When an Indian is path-finding he judges both time and distance by the sun. If not attacked by an enemy, he will win his way home from anywhere, always at a jog-trot, and will probably do his fifty miles on nothing more sustaining than coca. A sense of locality is born in him, and from childhood upwards this is trained and developed by continued and varied experiences. To be able to judge by the sky, by the weathered side of trees, by the flight of birds, or the run of animals—above all to have a sense that is greater than all judgment—is a matter of life or death not once but continually.

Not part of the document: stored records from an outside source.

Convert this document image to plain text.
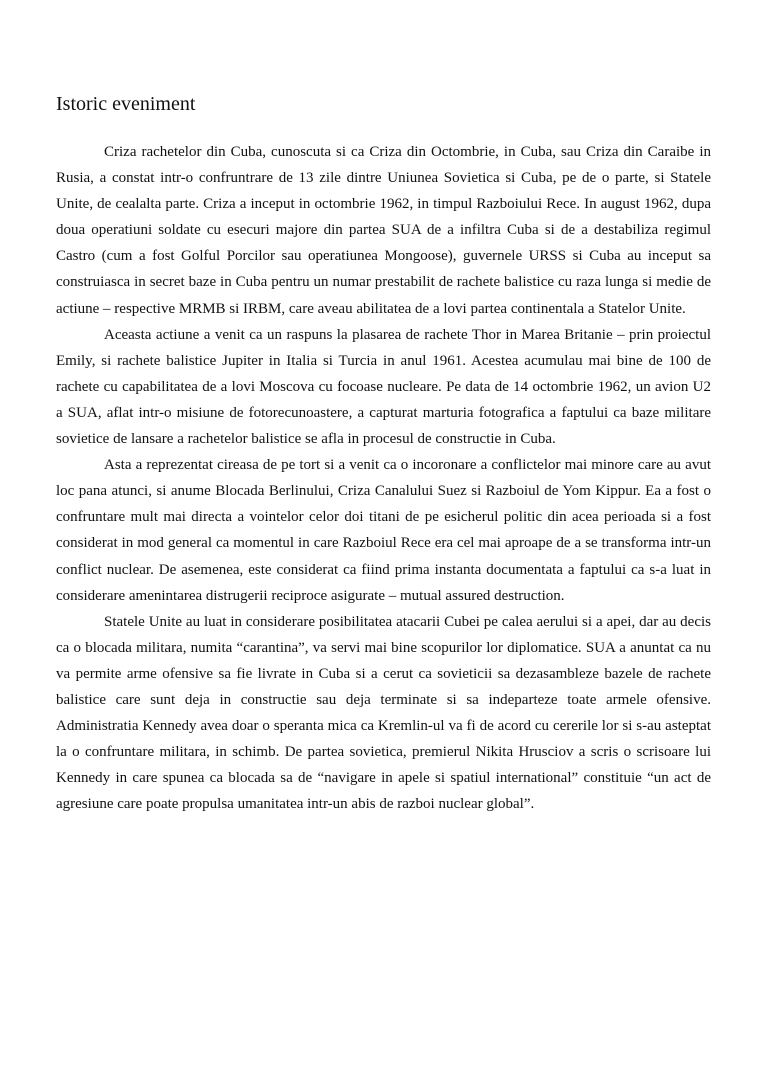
Istoric eveniment

Criza rachetelor din Cuba, cunoscuta si ca Criza din Octombrie, in Cuba, sau Criza din Caraibe in Rusia, a constat intr-o confruntrare de 13 zile dintre Uniunea Sovietica si Cuba, pe de o parte, si Statele Unite, de cealalta parte. Criza a inceput in octombrie 1962, in timpul Razboiului Rece. In august 1962, dupa doua operatiuni soldate cu esecuri majore din partea SUA de a infiltra Cuba si de a destabiliza regimul Castro (cum a fost Golful Porcilor sau operatiunea Mongoose), guvernele URSS si Cuba au inceput sa construiasca in secret baze in Cuba pentru un numar prestabilit de rachete balistice cu raza lunga si medie de actiune – respective MRMB si IRBM, care aveau abilitatea de a lovi partea continentala a Statelor Unite.

Aceasta actiune a venit ca un raspuns la plasarea de rachete Thor in Marea Britanie – prin proiectul Emily, si rachete balistice Jupiter in Italia si Turcia in anul 1961. Acestea acumulau mai bine de 100 de rachete cu capabilitatea de a lovi Moscova cu focoase nucleare. Pe data de 14 octombrie 1962, un avion U2 a SUA, aflat intr-o misiune de fotorecunoastere, a capturat marturia fotografica a faptului ca baze militare sovietice de lansare a rachetelor balistice se afla in procesul de constructie in Cuba.

Asta a reprezentat cireasa de pe tort si a venit ca o incoronare a conflictelor mai minore care au avut loc pana atunci, si anume Blocada Berlinului, Criza Canalului Suez si Razboiul de Yom Kippur. Ea a fost o confruntare mult mai directa a vointelor celor doi titani de pe esicherul politic din acea perioada si a fost considerat in mod general ca momentul in care Razboiul Rece era cel mai aproape de a se transforma intr-un conflict nuclear. De asemenea, este considerat ca fiind prima instanta documentata a faptului ca s-a luat in considerare amenintarea distrugerii reciproce asigurate – mutual assured destruction.

Statele Unite au luat in considerare posibilitatea atacarii Cubei pe calea aerului si a apei, dar au decis ca o blocada militara, numita “carantina”, va servi mai bine scopurilor lor diplomatice. SUA a anuntat ca nu va permite arme ofensive sa fie livrate in Cuba si a cerut ca sovieticii sa dezasambleze bazele de rachete balistice care sunt deja in constructie sau deja terminate si sa indeparteze toate armele ofensive. Administratia Kennedy avea doar o speranta mica ca Kremlin-ul va fi de acord cu cererile lor si s-au asteptat la o confruntare militara, in schimb. De partea sovietica, premierul Nikita Hrusciov a scris o scrisoare lui Kennedy in care spunea ca blocada sa de “navigare in apele si spatiul international” constituie “un act de agresiune care poate propulsa umanitatea intr-un abis de razboi nuclear global”.
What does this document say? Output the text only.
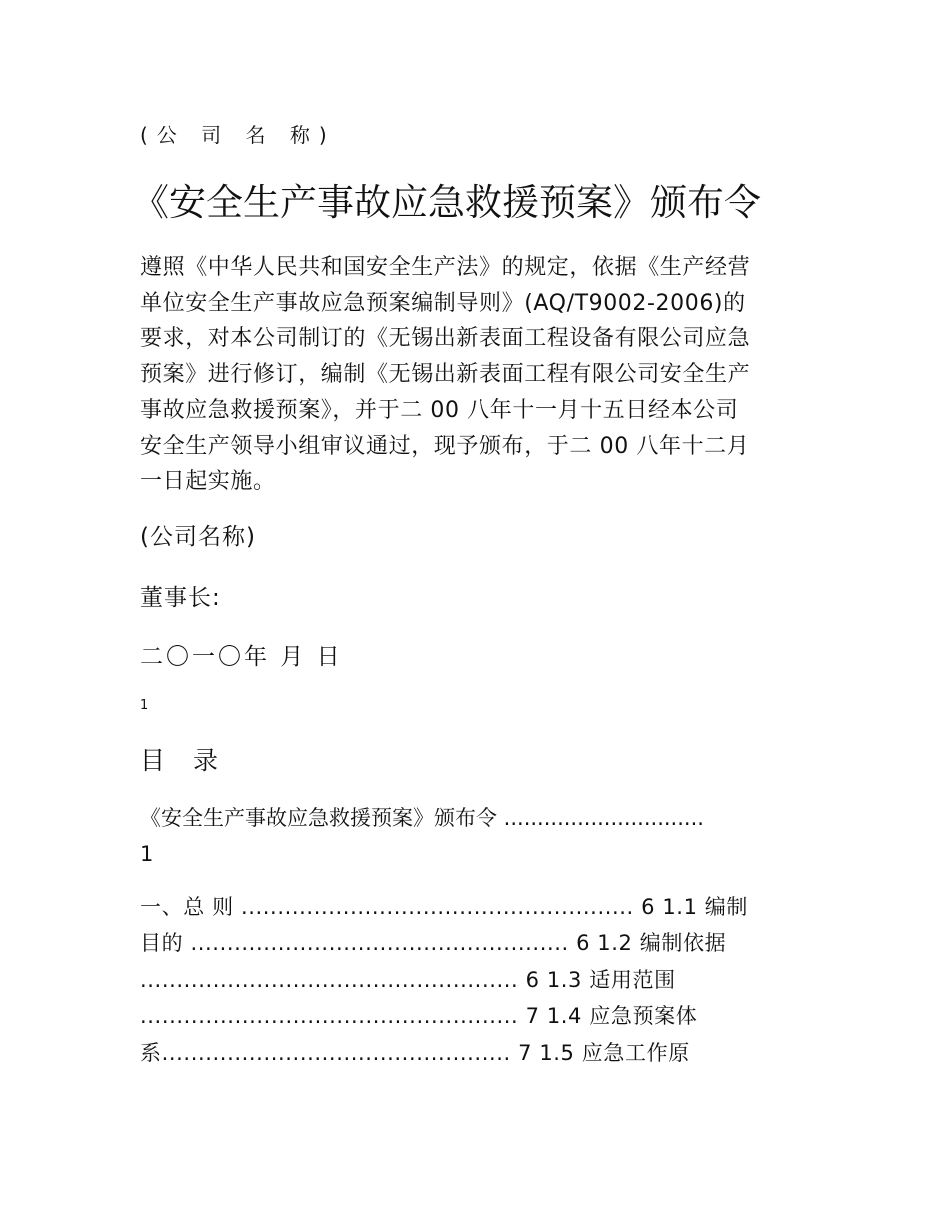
(公 司 名 称)

《安全生产事故应急救援预案》颁布令
遵照《中华人民共和国安全生产法》的规定，依据《生产经营
单位安全生产事故应急预案编制导则》(AQ/T9002-2006)的
要求，对本公司制订的《无锡出新表面工程设备有限公司应急
预案》进行修订，编制《无锡出新表面工程有限公司安全生产
事故应急救援预案》，并于二 00 八年十一月十五日经本公司
安全生产领导小组审议通过，现予颁布，于二 00 八年十二月
一日起实施。

(公司名称)

董事长:

二〇一〇年 月 日

1

目 录
《安全生产事故应急救援预案》颁布令 ..............................
1
一、总 则 ...................................................... 6 1.1 编制
目的 .................................................... 6 1.2 编制依据
.................................................... 6 1.3 适用范围
.................................................... 7 1.4 应急预案体
系................................................ 7 1.5 应急工作原
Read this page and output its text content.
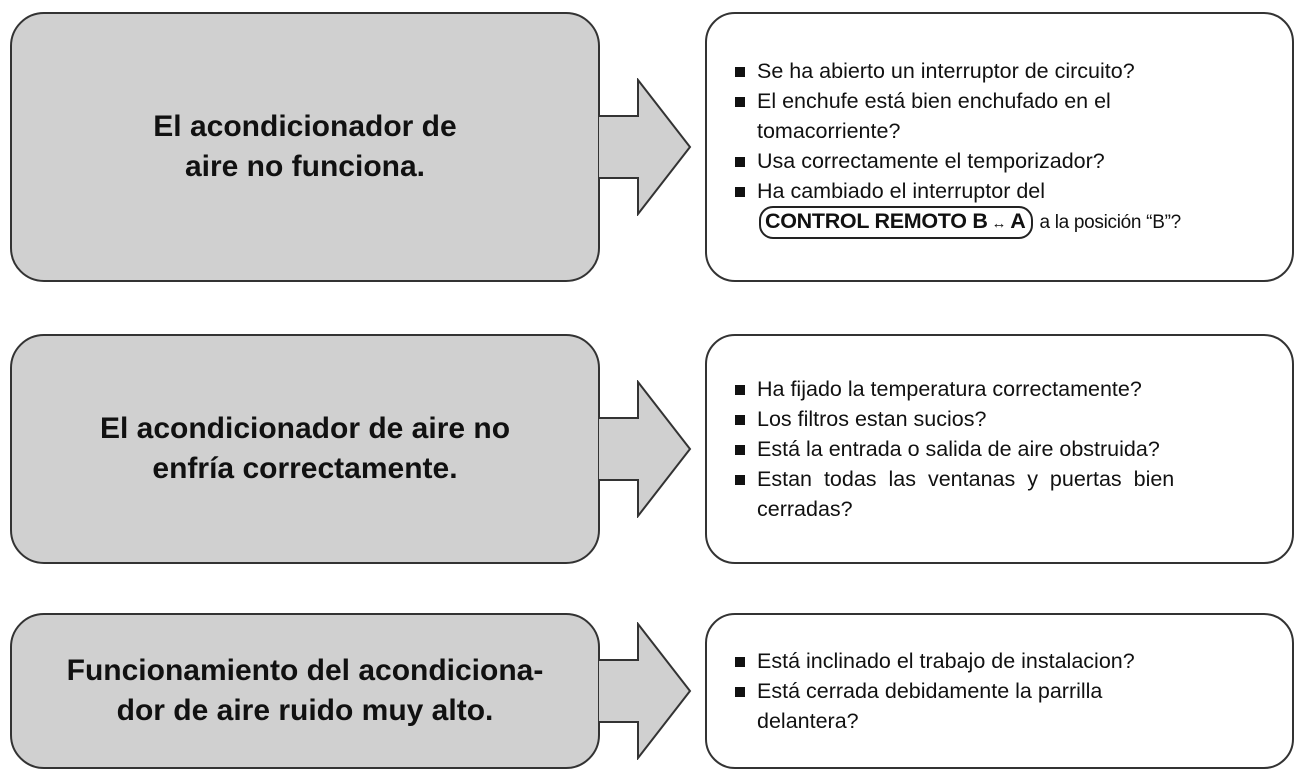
El acondicionador de
aire no funciona.
Se ha abierto un interruptor de circuito?
El enchufe está bien enchufado en el
tomacorriente?
Usa correctamente el temporizador?
Ha cambiado el interruptor del
CONTROL REMOTO B ↔ A a la posición “B”?
El acondicionador de aire no
enfría correctamente.
Ha fijado la temperatura correctamente?
Los filtros estan sucios?
Está la entrada o salida de aire obstruida?
Estan todas las ventanas y puertas bien
cerradas?
Funcionamiento del acondiciona-
dor de aire ruido muy alto.
Está inclinado el trabajo de instalacion?
Está cerrada debidamente la parrilla
delantera?
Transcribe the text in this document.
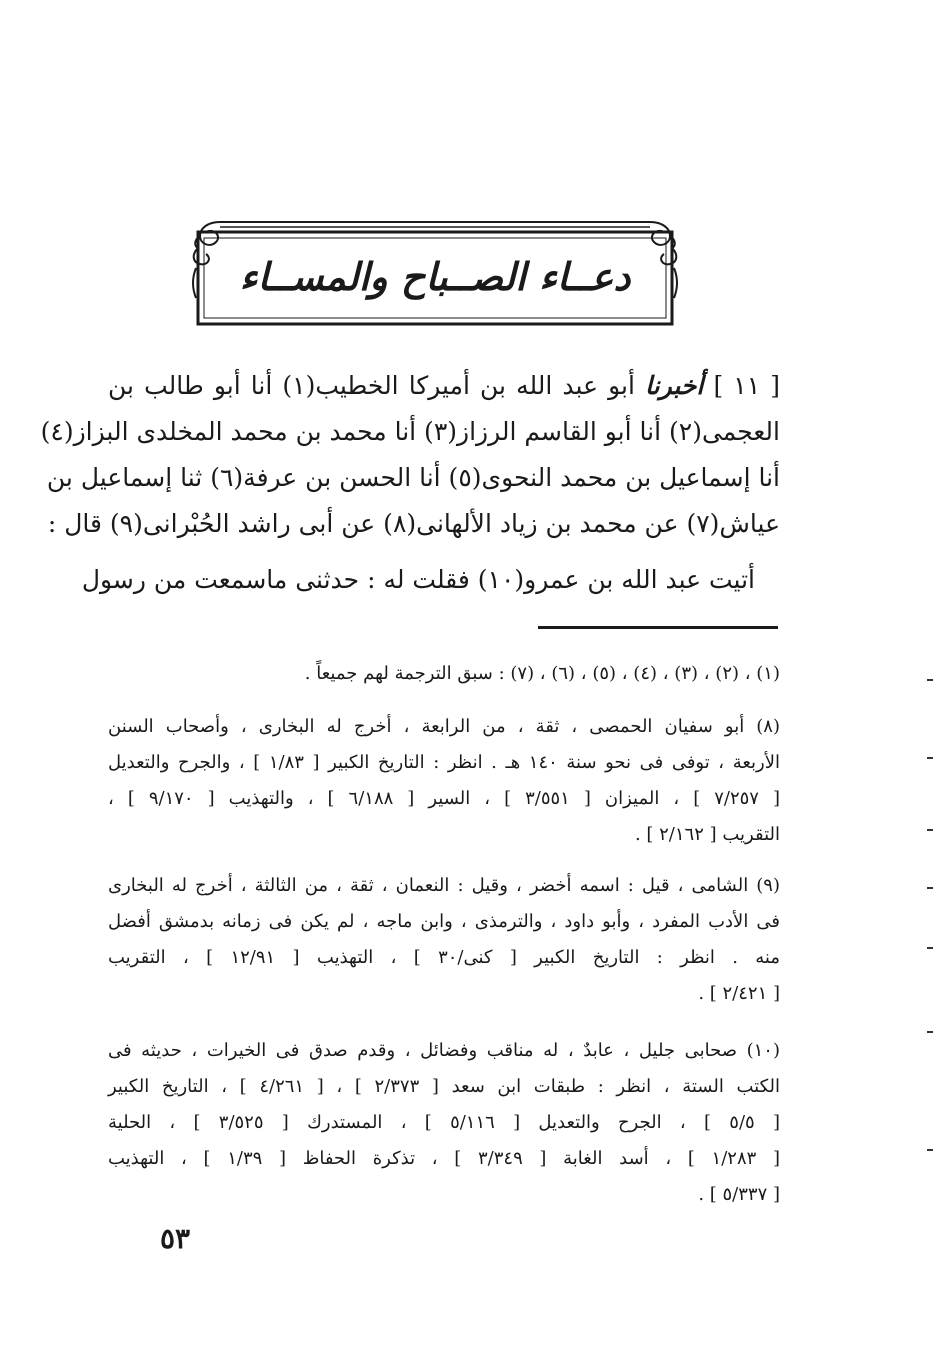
دعــاء الصــباح والمســاء
[ ١١ ] أخبرنا أبو عبد الله بن أميركا الخطيب(١) أنا أبو طالب بن
العجمى(٢) أنا أبو القاسم الرزاز(٣) أنا محمد بن محمد المخلدى البزاز(٤)
أنا إسماعيل بن محمد النحوى(٥) أنا الحسن بن عرفة(٦) ثنا إسماعيل بن
عياش(٧) عن محمد بن زياد الألهانى(٨) عن أبى راشد الحُبْرانى(٩) قال :
أتيت عبد الله بن عمرو(١٠) فقلت له : حدثنى ماسمعت من رسول
(١) ، (٢) ، (٣) ، (٤) ، (٥) ، (٦) ، (٧) : سبق الترجمة لهم جميعاً .
(٨) أبو سفيان الحمصى ، ثقة ، من الرابعة ، أخرج له البخارى ، وأصحاب السنن
الأربعة ، توفى فى نحو سنة ١٤٠ هـ . انظر : التاريخ الكبير [ ١/٨٣ ] ، والجرح والتعديل
[ ٧/٢٥٧ ] ، الميزان [ ٣/٥٥١ ] ، السير [ ٦/١٨٨ ] ، والتهذيب [ ٩/١٧٠ ] ،
التقريب [ ٢/١٦٢ ] .
(٩) الشامى ، قيل : اسمه أخضر ، وقيل : النعمان ، ثقة ، من الثالثة ، أخرج له البخارى
فى الأدب المفرد ، وأبو داود ، والترمذى ، وابن ماجه ، لم يكن فى زمانه بدمشق أفضل
منه . انظر : التاريخ الكبير [ كنى/٣٠ ] ، التهذيب [ ١٢/٩١ ] ، التقريب
[ ٢/٤٢١ ] .
(١٠) صحابى جليل ، عابدٌ ، له مناقب وفضائل ، وقدم صدق فى الخيرات ، حديثه فى
الكتب الستة ، انظر : طبقات ابن سعد [ ٢/٣٧٣ ] ، [ ٤/٢٦١ ] ، التاريخ الكبير
[ ٥/٥ ] ، الجرح والتعديل [ ٥/١١٦ ] ، المستدرك [ ٣/٥٢٥ ] ، الحلية
[ ١/٢٨٣ ] ، أسد الغابة [ ٣/٣٤٩ ] ، تذكرة الحفاظ [ ١/٣٩ ] ، التهذيب
[ ٥/٣٣٧ ] .
٥٣
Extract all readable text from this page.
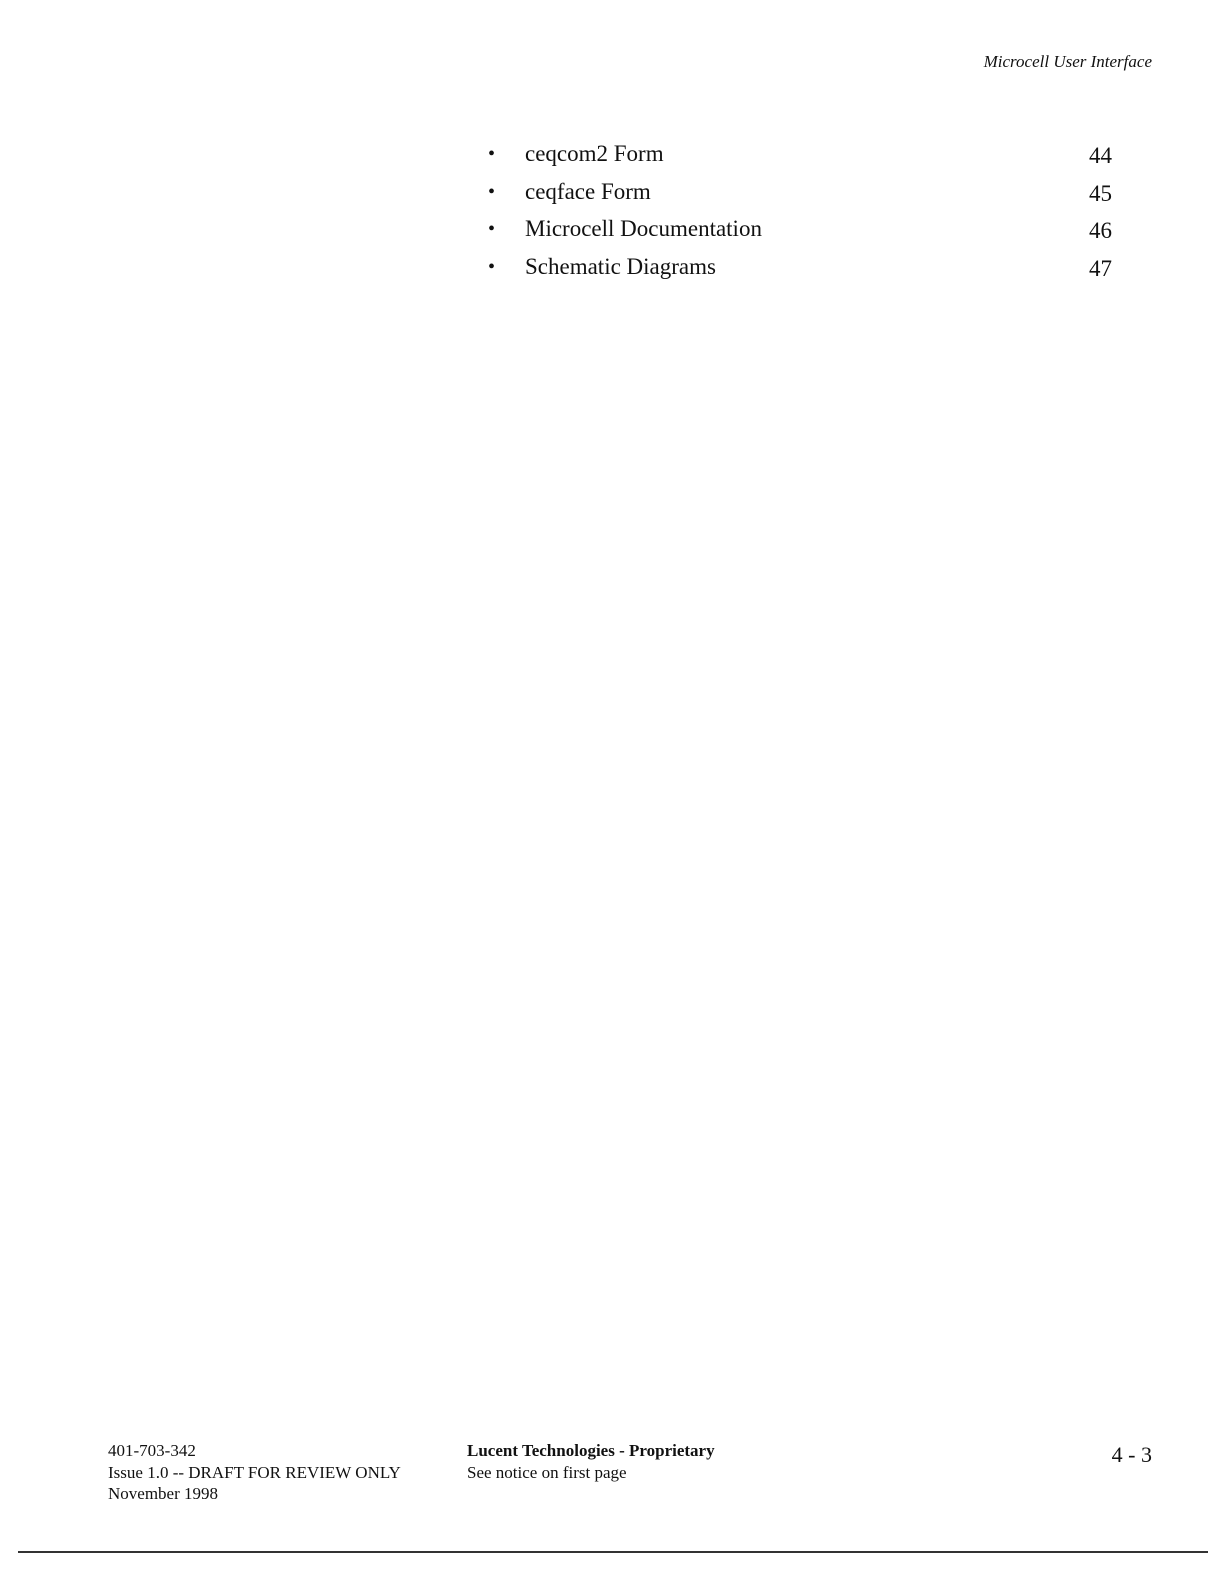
Microcell User Interface
• ceqcom2 Form	44
• ceqface Form	45
• Microcell Documentation	46
• Schematic Diagrams	47
401-703-342
Issue 1.0 -- DRAFT FOR REVIEW ONLY
November 1998
Lucent Technologies - Proprietary
See notice on first page
4 - 3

The inept are the unfit, and the forest will show them no mercy.
This minuteness and accuracy of observation comes into play again when the Indian is hunting. Death to his quarry from the tiny poisoned dart of the blow-pipe is certain, but not absolutely instantaneous. He also will shoot birds with a blunt-headed arrow that stuns but does no damage to the plumage. The shock appears to kill the bird. Hit with dart or arrow they may flutter a little distance before they fall. I have watched an Indian scores of times when hunting game shoot bird after bird in a tree, mark down where each fell, and eventually never fail to account for every one despite the density of the surrounding bush. Hardly a traveller but has noted and wondered at the same thing.